Los cuatro adolescentes que habían sido reportados como desaparecidos desde hace una semana, retornaron a Bluefields la noche de este miércoles, y denunciaron que fueron víctimas de engaño.

Keyshawn Jamal Campbell Morice, de 15 años; Lesther Antonio Regidor, de 17, John Franco Paivas, de 17, y José Jonael Vargas Rodríguez, de 16 años, según el relato de uno de ellos, habían sido llevados bajo engaños a Costa Rica por un hombre, quien supuestamente pretendía explotarlos laboralmente.

Keyshaws Jamal, uno de los afectados, manifestó en una entrevista a medios locales de Bluefields, que ellos decidieron irse por su propia cuenta, porque les ofrecieron una buena oportunidad de empleo en el vecino país y decidieron aprovecharla, pero al llegar al destino propuesto, las condiciones eran totalmente diferente y fueron explotados laboralmente.

De acuerdo con el joven, en Costa Rica debían pagar el la renta de una casa y trabajar desde las cuatro de la mañana cortando piña, sembrando yuca y cortando naranjas.

Según Keyshaws Jamal durante los días que estuvieron en Costa Rica, pasaron hambre y muchas horas sin dormir, “ni a mi peor enemigo le deseo lo que yo viví”, dijo el joven, además manifestó que no conoce el nombre del que supuestamente los llevó a Costa Rica.

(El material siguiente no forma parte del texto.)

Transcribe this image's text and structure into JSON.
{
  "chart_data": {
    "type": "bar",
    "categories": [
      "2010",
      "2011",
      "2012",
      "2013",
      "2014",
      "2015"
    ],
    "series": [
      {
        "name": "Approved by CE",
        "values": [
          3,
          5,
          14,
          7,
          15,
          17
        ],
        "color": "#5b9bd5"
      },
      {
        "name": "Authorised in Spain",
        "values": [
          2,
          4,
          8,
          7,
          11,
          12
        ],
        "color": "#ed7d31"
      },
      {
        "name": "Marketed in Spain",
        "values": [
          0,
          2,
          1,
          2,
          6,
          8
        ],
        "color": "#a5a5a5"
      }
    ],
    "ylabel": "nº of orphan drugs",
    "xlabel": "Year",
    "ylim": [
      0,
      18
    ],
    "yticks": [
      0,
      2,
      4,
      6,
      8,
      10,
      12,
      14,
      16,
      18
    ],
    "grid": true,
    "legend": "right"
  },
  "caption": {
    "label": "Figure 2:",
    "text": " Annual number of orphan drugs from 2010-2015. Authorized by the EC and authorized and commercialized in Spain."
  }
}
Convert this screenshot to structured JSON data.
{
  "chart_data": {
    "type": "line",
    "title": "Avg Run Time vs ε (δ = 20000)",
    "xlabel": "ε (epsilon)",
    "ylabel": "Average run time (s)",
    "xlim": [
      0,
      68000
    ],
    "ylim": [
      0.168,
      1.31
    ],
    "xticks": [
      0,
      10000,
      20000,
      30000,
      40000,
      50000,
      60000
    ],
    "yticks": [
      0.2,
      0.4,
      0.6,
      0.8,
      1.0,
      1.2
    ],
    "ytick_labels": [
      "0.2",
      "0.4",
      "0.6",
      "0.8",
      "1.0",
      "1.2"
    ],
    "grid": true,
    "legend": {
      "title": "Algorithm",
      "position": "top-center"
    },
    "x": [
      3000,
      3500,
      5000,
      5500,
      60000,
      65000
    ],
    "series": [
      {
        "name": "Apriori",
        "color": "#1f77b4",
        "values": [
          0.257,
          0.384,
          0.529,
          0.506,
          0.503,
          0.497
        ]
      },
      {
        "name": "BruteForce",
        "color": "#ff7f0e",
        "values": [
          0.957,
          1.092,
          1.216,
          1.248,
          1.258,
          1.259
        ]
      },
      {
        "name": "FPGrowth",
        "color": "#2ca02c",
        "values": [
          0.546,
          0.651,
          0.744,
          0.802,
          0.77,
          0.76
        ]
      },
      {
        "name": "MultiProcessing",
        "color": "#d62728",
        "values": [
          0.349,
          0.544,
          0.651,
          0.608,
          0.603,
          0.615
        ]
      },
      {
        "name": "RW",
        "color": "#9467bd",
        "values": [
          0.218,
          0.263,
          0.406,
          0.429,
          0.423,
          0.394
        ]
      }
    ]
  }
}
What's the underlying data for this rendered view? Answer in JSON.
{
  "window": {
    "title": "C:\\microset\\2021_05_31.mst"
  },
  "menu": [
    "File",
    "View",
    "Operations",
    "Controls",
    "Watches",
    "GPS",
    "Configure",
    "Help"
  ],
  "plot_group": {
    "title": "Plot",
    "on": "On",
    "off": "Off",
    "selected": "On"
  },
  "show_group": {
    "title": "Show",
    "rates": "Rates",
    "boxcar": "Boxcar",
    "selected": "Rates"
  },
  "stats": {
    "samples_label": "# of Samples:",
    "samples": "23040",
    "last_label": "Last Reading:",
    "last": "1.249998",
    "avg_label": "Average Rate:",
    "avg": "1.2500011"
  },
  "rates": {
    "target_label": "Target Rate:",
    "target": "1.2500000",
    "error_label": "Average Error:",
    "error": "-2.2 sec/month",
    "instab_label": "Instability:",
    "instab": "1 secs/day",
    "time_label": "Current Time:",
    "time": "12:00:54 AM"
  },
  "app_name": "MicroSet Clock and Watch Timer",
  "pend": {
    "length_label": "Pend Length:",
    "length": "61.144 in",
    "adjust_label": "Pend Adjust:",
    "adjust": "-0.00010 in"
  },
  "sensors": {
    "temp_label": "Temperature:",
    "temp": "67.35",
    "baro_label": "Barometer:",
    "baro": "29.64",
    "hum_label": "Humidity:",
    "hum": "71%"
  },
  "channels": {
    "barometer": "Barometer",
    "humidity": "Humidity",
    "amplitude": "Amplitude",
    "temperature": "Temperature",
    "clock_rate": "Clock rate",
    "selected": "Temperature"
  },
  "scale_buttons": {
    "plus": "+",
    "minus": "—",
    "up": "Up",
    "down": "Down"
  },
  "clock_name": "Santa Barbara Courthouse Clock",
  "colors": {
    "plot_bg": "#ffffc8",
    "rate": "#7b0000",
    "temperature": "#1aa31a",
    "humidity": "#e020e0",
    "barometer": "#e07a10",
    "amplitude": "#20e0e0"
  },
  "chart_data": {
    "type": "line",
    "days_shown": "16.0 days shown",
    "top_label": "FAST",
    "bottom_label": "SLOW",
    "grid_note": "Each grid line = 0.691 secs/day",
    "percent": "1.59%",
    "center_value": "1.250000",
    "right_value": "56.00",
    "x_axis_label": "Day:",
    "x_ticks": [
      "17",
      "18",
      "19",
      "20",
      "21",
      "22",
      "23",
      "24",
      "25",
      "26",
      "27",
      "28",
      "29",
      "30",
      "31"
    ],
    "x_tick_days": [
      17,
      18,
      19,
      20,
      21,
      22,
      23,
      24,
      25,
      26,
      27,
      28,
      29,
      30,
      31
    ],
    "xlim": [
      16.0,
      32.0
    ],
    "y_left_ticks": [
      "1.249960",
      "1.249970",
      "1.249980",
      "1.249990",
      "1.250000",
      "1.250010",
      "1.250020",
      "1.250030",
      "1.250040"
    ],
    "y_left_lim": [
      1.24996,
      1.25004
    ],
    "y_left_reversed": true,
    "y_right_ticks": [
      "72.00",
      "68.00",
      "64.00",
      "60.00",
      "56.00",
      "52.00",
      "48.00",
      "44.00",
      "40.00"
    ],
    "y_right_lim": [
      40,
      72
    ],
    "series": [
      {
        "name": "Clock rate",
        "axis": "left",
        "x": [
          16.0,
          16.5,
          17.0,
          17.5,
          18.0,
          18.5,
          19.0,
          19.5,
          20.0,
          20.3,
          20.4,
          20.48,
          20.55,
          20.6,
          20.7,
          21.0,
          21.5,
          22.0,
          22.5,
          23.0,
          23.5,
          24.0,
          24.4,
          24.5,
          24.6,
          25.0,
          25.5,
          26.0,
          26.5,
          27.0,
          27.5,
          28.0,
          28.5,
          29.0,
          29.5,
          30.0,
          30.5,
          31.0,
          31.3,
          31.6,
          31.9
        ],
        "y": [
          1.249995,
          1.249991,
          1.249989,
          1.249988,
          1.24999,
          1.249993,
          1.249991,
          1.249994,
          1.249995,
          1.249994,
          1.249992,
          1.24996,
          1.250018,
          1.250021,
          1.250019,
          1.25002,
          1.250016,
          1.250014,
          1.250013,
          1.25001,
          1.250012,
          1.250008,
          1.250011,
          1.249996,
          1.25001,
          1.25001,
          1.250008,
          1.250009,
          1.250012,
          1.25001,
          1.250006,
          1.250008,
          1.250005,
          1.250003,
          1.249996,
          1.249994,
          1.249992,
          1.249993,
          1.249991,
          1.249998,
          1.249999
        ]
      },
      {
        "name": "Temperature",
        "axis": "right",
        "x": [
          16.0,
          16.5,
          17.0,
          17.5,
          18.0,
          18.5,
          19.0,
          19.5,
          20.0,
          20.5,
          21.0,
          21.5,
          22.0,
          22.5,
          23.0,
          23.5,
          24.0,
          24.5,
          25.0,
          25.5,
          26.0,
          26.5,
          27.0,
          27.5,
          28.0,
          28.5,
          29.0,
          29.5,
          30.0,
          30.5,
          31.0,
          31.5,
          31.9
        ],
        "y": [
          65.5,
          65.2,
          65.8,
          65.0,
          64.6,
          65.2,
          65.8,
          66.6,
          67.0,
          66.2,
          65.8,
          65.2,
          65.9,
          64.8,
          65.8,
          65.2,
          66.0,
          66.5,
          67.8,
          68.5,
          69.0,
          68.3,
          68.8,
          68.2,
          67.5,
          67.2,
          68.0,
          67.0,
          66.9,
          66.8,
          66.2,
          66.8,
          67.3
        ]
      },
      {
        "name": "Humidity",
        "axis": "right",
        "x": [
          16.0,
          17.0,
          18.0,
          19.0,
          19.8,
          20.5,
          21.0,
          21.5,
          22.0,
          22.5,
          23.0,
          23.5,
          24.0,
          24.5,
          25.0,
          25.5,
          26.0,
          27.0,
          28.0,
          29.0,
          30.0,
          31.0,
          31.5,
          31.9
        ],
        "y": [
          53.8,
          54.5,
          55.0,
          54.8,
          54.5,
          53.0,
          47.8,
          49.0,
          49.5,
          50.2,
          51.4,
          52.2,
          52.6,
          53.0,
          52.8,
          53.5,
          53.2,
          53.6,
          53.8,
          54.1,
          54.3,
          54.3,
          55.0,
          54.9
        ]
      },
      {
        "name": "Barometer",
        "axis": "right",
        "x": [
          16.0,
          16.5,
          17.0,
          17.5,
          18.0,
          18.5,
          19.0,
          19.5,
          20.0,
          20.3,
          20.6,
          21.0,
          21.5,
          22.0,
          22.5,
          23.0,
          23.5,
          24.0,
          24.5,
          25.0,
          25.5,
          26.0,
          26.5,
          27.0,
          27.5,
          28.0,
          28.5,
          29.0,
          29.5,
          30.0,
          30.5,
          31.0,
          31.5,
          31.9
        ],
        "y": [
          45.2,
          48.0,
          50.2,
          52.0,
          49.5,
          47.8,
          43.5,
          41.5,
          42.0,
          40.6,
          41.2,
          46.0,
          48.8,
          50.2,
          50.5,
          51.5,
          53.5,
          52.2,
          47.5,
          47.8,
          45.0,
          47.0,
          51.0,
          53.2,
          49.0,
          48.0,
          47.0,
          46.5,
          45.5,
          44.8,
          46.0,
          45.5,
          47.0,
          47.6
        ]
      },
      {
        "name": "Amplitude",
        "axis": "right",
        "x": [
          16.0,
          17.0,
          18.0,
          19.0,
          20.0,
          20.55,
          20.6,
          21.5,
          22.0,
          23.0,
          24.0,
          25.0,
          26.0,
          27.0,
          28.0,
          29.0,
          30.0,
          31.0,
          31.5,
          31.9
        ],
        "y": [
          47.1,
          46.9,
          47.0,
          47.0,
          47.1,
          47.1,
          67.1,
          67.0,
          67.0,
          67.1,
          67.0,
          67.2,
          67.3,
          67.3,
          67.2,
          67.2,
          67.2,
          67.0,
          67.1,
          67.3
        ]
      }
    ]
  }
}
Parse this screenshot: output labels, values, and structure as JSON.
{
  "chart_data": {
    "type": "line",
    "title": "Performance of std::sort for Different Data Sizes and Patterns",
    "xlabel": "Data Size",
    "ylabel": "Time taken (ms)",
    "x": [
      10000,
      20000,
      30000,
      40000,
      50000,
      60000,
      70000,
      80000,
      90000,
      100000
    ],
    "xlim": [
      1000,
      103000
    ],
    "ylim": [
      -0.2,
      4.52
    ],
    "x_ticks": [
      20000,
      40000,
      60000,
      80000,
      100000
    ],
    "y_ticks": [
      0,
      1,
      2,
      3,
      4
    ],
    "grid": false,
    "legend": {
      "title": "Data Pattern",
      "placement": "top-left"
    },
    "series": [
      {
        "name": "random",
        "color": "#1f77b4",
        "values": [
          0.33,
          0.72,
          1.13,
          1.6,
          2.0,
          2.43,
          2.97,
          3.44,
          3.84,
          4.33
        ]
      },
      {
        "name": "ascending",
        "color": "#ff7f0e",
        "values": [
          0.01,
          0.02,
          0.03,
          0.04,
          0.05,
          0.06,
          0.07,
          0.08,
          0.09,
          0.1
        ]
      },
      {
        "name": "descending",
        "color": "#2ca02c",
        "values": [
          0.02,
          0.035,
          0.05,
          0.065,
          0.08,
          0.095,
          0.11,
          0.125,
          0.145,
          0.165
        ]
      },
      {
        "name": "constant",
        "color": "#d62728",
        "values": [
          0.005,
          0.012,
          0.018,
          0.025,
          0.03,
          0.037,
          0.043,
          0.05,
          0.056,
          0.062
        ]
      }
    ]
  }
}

Campbell Morice durante la entrevista mostró mucha inseguridad y nerviosismo y manifestó que jamás volverá hacer lo mismo porque les costó volver.

Para regresar, los adolescentes tuvieron que caminar durante dos días.

Karen Morice, madre de Keyshaws Jamal no se mostró convencida por la historia que cuenta su hijo y aseguró que puede haber algo más y que no se sentirá segura hasta que atrapen al responsable, “él no quiere ni salir, no quiere salir a ningún lado, no quiere vivir esa experiencia otra vez”, argumentó Morice.

La madre dio gracias a Dios porque su hijo y los demás adolescentes regresaron con vida a sus hogares, sin embargo pide que el caso sea investigado porque podría tratarse de trata de personas.

“Aunque él diga (su hijo) que no es trata de persona, ni es que los estaban obligando a trabajar, si lo estaban haciendo inconscientemente, él no sabe”, argumentó Morice.